Foods high in salt should be avoided as they may cause liver damage. Avoid giving anything high in lactose since birds lack the bacteria to properly digest it. Never give processed foods.

Pellets / Formulated Diets
Commonly used for; Psittaciformes (parrots and parakeets)
Vitamin Supplement needed; No (unless recommended by a veterinarian)
Calcium Supplement needed; No (unless recommended by a veterinarian)
Fresh foods needed; Yes

Formulated diets are considered to be the closest thing to a complete diet for birds. Although it's not impossible to transition smaller birds such as finches and budgies onto pellets, it is exceedingly difficult and must be done with care. Ideally pellets should not exceed 70% of the daily diet and the rest should be fresh and cooked foods and some seeds and nuts.

When choosing a pellet diet keep in mind that just like seeds quality is not the same from every company, and even some high quality pellets might not be suitable for your bird. Try and find a brand that's not stuffed with added colors and preservatives. You can also consult with your avian veterinarian about which brand would be best for you.

Treats can be almost anything from a piece of spray millet to a cooked egg. Just as the name states, treats should be used in moderation. Honey sticks and egg biscuits should only be given once or twice a week for about an hour to avoid over consumption. A couple of peanuts might not seem like a lot of food to us, but it's the equivalent of a few chocolate bars to a parrot. Some times its better to keep favourite treats as training tools.

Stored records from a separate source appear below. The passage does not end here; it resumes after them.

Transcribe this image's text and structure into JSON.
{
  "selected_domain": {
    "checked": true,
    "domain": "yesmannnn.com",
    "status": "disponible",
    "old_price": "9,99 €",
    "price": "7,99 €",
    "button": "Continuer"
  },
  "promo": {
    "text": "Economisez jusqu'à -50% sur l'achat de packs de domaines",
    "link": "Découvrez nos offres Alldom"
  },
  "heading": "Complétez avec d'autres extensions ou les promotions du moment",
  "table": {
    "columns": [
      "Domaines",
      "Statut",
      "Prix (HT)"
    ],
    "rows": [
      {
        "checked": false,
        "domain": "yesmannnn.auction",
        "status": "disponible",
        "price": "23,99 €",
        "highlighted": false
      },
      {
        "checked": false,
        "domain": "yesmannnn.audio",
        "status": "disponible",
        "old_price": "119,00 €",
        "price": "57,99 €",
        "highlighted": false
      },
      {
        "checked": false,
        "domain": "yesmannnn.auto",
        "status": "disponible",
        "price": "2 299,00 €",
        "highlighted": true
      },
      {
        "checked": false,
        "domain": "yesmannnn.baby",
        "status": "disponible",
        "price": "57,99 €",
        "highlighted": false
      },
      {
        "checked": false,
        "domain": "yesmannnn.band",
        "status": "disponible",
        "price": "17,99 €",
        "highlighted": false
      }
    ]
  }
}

Proteins are typically given to birds who are in moult or are breeding. They may include cooked egg or egg pates, oily seeds and occasionally insects. It is important not to provide too much protein as this can lead to obesity.
There has been some practise giving toucans and toucanets mice as a protein supplement but this is not advisable since these birds are prone to Iron Storage Disease.

Live Insects and Insect Pates
Commonly used for; Soft Billed Birds, Waxbills and some Finches
Vitamin Supplement needed; Yes (consult a veterinarian)
Calcium Supplement needed; Yes (consult a veterinarian)
Fresh foods needed; Yes

Live foods are a forgotten important part of the diet of many passeriformes and include mealworms, crickets, wax worms and fruit flies. Soft Billed birds (a generic term used for birds who do not eat seed as a staple) such as White Eyes, Peking Robins and Thrushes absolutely need live insects as part of their daily diet and should be provided with them daily. Numerous finches and waxbills benefit from them as well and most won't breed without access to them. Cordon Bleus, Purple and Common Grenadiers seem particularity sensitive and many do not thrive without live insects
Insect pates are a form of mushy brown food that is mixed with bugs and various other food items and are left in the cage as a base diet for soft billed birds. Take care when using them and be sure to change the food daily as it can spoil quickly. Make sure that the food you choose has a low iron content if applicable for the species you have (less then 120ppm) such as Toucans, Peking Robins, White Eyes, Creepers, etc..

Vitamin and Calcium Supplements
Unless your bird eats a formulated diet you absolutely need to add supplements to your birds diet. Supplements are vital for the long term health of your pet and play a major role in all bodily functions such as digestion, growth, reproduction etc... Take note that not all supplements on the market are appropriate for all birds, consult with your veterinarian to pick the right one for your pet.

Vitamin supplements are added onto fresh or cooked foods now instead of water (adding vitamins into water promoted bacterial growth and the product usually degrades after a few hours). Always follow the instructions on the label and never over dose; many vitamins can cause serious health risks if given in high doses.
Calcium can also be provided in the form of a Cuttle Bone or Oyster shell in the cage.